Spirals causing bare stems and trunks
In hedgerow planting, spirals can also contribute to an unintended visual and ecological effect: the formation of bare lower stems.
This occurs when:
Spirals inhibit low lateral growth
Browsing pressure is then focussed above or around protected stems
Light and airflow are restricted at lower levels
Plants fail to thicken and knit into a dense base
The result is a hedgerow that may survive, but does not function optimally as:
A wildlife corridor
A wind buffer
A visually continuous landscape element
Instead, we often see a line of surviving stems with reduced ecological richness at the base layer—precisely where hedgerows should be most active.
Rethinking protection
This is not an argument against protection measures Young planting often genuinely requires intervention to establish successfully.

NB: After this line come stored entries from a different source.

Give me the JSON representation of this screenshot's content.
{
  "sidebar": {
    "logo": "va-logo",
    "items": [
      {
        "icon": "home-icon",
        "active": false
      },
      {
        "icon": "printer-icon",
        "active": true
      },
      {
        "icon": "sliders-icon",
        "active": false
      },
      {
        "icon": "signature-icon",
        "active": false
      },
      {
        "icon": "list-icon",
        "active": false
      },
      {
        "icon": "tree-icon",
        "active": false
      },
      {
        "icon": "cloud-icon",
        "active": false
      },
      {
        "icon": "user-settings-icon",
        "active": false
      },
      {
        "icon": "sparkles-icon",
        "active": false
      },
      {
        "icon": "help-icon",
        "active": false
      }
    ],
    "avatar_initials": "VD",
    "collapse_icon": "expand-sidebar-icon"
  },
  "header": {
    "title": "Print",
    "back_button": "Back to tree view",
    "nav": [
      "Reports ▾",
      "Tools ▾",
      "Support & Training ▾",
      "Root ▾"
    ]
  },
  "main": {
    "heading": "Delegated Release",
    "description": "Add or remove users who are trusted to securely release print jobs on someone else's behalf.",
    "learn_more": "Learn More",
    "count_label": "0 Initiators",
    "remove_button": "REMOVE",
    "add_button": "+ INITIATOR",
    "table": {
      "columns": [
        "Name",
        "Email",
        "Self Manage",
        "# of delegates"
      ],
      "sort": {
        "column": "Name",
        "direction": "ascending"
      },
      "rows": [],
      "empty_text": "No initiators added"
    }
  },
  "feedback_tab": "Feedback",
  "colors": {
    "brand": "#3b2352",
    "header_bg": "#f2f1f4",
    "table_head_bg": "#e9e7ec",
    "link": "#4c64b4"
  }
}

However, it does raise important questions for designers, contractors, and maintenance teams:
Are spirals being specified with a clear removal strategy?
Is aftercare adequately resourced and enforced?
Are other approaches such as sacrificial planting considered?
Hedgerows are among the most valuable living structures in the British landscape. They are slow, accumulative systems that rely on continuity, density, and care over time. The dilemma we face is prioritising establishment success at the expense of long-term landscape quality. As professionals, we have a responsibility to ensure healthy, resilient, and ecologically functional vegetation. Do our protection methods compromise those qualities? Do we need to reassess the materials we use and the associated management strategy.